Лакомство - Мюриель Барбери
Жареные сардины благоухали морем и дымком на весь квартал. Густой серый дым валил из-за туй, окружавших сад. Все мужчины из соседних домов приходили пособить моему дедушке. На огромных решетках маленькие серебряные рыбки уже похрустывали, обдуваемые южным ветром. Под смех и разговоры открывались бутылки белого, как следует охлажденного вина, мужчины наконец усаживались за стол, а женщины спешили из кухни со стопками девственно-чистых тарелок. Бабушка ловко подцепляла толстенькое тельце, принюхивалась и отправляла его в тарелку, следом второе, третье… Своими добрыми глуповатыми глазами ласково глядела на меня и говорила: «На-ка, малыш, тебе первому! Ох и любит он рыбку-то!» Все хохотали, кто-то хлопал меня по спине, а щедрая порция тем временем приземлялась прямо передо мной. Я больше ничего не слышал. Вытаращив глаза, я смотрел на предмет своего вожделения; серая вздувшаяся кожица в длинных угольно-черных полосах отставала от боков. Я надрезал ножом спинку вдоль плавника и аккуратно отделял беловатую, хорошо прожаренную мякоть, которая сама, без малейшего сопротивления расслаивалась на крепенькие лепестки.
Есть в любой жареной рыбе, от простой скумбрии до изысканной лососины, что-то неподвластное культуре. Люди, научившись жарить рыбу, наверное, впервые осознали себя людьми через эту материю, исконную чистоту и исконную же дикость которой открыл им огонь. Сказать, что у нее дивный вкус, утонченный и экспансивный одновременно, что она дразнит десны, то ли раздражая их, то ли лаская, сказать, что легкая горечь поджаристой кожицы вкупе с маслянистой мягкостью прилегающих тканей, сильные своей неразделимостью, наполняющие рот неземным вкусом, делают жареную сардину кулинарным апофеозом, – все равно что говорить о снотворном действии опиума. Ибо главное в ней не утонченность, не нежность, не маслянистость и не сила, но дикость. Надо быть сильным душой, чтобы совладать с этим вкусом; ведь он таит в себе – точнее не скажешь – первобытную мощь, в контакте с которой выковываются наши человеческие качества. Надо быть еще и чистым душой, ибо лишь тот, кто чист, умеет энергично работать челюстями, не отвлекаясь на иную пищу. Я пренебрегал картошкой и соленым маслом, положенными бабушкой на край моей тарелки, без устали отправляя в рот кусочки рыбы.

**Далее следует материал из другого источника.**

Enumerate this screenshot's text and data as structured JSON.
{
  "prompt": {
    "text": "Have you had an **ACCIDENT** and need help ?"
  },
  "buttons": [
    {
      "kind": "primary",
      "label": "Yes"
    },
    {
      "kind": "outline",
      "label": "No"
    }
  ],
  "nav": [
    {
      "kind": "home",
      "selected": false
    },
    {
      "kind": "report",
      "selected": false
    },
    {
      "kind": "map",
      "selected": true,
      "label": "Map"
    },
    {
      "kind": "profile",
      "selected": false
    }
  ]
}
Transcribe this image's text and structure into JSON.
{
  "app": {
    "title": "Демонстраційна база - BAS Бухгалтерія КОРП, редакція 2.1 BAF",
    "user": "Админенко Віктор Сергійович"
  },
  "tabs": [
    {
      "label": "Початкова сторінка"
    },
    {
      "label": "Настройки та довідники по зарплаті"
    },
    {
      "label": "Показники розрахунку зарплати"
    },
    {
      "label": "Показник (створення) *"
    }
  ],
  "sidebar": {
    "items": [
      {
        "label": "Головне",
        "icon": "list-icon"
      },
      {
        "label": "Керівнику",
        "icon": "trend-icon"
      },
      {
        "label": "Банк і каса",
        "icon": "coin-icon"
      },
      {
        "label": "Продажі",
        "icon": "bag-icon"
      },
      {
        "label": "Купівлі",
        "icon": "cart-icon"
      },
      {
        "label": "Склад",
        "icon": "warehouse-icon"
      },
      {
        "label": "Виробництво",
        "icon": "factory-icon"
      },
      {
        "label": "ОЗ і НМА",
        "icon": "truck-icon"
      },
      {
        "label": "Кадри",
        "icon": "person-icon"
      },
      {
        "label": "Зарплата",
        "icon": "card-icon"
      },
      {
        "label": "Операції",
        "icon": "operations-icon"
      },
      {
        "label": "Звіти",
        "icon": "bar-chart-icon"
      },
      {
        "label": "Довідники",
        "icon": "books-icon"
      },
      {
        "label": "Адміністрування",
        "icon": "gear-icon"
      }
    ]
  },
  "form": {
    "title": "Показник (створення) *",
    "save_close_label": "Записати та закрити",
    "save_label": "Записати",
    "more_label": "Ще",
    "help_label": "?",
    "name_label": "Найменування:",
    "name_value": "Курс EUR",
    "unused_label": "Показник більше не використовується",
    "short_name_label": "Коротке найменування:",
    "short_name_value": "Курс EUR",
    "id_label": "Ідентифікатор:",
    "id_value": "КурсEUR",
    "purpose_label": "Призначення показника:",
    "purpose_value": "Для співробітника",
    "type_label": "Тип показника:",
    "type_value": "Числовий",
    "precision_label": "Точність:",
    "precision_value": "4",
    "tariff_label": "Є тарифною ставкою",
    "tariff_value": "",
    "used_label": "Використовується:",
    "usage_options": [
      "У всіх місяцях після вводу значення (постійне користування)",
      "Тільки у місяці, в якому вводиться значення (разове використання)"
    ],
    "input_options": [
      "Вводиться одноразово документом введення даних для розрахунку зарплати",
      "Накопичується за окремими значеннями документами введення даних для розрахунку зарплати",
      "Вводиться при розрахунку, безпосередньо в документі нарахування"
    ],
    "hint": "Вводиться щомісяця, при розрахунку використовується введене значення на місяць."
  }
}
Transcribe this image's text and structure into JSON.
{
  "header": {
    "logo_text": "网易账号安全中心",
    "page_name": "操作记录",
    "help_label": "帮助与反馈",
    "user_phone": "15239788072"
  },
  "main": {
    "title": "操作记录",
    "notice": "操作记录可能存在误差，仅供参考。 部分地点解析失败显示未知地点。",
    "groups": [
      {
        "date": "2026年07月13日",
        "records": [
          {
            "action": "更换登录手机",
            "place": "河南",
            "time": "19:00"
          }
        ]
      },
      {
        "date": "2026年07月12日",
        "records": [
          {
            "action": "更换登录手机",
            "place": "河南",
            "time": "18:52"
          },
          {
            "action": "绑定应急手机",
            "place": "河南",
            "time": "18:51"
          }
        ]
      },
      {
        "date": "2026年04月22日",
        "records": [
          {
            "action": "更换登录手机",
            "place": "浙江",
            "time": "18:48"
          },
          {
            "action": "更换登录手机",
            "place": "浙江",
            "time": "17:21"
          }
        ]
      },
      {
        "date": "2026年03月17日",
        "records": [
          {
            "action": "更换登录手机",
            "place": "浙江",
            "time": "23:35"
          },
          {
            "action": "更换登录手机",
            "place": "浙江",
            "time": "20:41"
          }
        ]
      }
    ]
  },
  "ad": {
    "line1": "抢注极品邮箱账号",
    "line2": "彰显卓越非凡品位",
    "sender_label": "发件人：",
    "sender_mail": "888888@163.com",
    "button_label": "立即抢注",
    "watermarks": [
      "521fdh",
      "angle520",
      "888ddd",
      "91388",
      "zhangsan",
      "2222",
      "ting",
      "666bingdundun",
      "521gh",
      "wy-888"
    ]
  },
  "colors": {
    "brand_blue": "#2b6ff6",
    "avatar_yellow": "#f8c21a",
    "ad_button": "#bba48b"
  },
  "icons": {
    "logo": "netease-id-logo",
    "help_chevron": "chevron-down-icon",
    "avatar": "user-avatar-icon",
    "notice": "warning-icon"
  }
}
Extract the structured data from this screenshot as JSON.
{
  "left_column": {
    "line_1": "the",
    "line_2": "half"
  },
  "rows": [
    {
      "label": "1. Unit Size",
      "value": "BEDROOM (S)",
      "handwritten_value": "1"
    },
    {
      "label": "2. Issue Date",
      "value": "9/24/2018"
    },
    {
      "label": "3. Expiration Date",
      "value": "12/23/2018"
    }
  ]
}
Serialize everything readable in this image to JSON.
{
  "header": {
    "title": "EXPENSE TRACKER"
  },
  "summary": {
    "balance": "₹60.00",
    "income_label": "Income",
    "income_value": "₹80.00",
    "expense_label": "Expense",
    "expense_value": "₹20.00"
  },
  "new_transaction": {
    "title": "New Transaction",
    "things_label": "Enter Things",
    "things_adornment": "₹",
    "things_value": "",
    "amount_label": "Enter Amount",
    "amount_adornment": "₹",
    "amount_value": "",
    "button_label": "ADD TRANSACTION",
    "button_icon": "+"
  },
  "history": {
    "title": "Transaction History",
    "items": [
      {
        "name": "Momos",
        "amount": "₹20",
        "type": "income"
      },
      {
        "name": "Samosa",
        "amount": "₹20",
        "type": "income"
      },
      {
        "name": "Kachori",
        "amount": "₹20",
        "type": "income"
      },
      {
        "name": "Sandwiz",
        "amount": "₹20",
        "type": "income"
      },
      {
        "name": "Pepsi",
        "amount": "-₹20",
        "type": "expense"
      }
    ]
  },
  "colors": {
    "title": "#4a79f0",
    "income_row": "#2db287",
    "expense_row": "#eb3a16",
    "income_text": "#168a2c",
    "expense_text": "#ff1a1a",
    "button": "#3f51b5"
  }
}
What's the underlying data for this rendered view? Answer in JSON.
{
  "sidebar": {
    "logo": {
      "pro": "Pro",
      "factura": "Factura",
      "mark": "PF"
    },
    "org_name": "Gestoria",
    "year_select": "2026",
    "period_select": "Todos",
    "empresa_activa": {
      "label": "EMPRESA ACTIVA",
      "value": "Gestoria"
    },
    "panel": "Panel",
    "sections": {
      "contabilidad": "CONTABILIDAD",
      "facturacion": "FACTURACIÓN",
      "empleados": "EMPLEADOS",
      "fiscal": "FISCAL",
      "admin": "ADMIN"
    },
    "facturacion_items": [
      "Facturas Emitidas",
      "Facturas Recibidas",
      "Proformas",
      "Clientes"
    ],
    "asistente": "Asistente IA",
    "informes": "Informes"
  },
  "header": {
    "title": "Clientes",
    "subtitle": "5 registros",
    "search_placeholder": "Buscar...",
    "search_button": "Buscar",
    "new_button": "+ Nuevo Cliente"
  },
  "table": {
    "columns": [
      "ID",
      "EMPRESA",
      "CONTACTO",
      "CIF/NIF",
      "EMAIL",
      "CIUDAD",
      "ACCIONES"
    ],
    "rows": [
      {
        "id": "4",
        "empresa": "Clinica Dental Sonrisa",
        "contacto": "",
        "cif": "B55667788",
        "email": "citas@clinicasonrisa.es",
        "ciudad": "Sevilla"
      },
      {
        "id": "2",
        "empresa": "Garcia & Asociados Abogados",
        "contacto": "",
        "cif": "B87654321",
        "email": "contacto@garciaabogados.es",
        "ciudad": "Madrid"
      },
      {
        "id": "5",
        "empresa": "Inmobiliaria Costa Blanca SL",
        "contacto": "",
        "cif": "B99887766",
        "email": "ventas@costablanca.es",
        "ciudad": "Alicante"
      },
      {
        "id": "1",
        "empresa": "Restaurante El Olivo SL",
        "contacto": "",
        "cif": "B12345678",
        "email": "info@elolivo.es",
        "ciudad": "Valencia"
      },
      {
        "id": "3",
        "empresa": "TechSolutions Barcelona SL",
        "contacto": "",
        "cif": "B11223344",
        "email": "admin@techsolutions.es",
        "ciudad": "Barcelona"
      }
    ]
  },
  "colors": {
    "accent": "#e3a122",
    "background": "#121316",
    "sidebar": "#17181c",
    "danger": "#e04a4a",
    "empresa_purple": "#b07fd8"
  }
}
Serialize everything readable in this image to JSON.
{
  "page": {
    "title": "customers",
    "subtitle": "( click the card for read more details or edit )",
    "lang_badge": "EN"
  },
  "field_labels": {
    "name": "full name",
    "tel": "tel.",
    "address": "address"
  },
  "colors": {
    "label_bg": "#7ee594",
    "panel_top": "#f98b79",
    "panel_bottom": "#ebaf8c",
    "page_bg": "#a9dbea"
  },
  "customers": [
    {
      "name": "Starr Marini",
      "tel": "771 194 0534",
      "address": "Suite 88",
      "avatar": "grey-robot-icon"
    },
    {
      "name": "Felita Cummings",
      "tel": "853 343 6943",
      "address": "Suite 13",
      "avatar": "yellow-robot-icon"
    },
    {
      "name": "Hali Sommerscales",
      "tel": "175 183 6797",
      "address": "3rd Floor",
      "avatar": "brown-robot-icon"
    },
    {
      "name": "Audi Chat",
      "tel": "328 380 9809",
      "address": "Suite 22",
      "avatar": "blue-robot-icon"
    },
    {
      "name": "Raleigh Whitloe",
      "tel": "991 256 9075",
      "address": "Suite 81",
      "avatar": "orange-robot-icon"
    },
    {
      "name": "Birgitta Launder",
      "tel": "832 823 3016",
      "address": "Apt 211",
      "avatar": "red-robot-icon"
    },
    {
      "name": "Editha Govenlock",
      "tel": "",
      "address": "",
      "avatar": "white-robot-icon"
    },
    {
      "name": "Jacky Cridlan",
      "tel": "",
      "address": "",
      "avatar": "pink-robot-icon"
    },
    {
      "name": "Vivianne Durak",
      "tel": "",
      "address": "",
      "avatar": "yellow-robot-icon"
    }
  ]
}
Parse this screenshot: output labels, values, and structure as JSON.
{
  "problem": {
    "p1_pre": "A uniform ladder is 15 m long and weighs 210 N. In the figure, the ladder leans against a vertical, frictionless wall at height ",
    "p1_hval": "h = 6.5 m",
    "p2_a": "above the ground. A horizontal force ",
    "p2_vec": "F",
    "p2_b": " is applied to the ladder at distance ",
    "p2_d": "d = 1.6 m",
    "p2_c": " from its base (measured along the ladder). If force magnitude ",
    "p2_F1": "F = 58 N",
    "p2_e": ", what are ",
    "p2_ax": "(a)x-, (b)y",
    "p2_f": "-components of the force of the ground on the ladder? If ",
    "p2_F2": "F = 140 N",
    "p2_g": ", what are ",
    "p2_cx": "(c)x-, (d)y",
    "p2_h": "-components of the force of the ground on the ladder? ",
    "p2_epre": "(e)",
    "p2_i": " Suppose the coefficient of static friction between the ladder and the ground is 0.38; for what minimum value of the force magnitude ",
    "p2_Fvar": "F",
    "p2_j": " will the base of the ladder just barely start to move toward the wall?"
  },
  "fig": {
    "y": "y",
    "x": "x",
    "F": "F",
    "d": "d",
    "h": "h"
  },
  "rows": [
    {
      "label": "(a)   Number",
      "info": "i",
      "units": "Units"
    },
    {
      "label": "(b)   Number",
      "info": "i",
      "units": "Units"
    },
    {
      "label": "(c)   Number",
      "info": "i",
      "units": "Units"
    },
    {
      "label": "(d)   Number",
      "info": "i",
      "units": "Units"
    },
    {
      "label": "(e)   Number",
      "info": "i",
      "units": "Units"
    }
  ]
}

Мясо – это мужественность и сила, рыба же странна и жестока. Она пришла из иного мира, из обители тайн, которых никогда не откроет нам море, она свидетельство абсолютной относительности нашего существования, и все же она дарит нам себя, на мгновение приоткрывая неведомые края. Когда я млел от жареных сардин, слепой и глухой в этот час ко всему на свете, я знал, что прибавляю человечности благодаря этой необычайной встрече с нездешним вкусом, который – по контрасту – учил меня быть человеком. Безбрежное море, жестокое, первобытное, лукавое, наши жадные рты алчут даров твоих таинственных глубин. Жареная сардина осеняла мое нёбо своим букетом, непосредственным и экзотическим, и я рос с каждым глотком, возвышался с каждым прикосновением к моему языку пропитанной дымом и морем растрескавшейся кожицы.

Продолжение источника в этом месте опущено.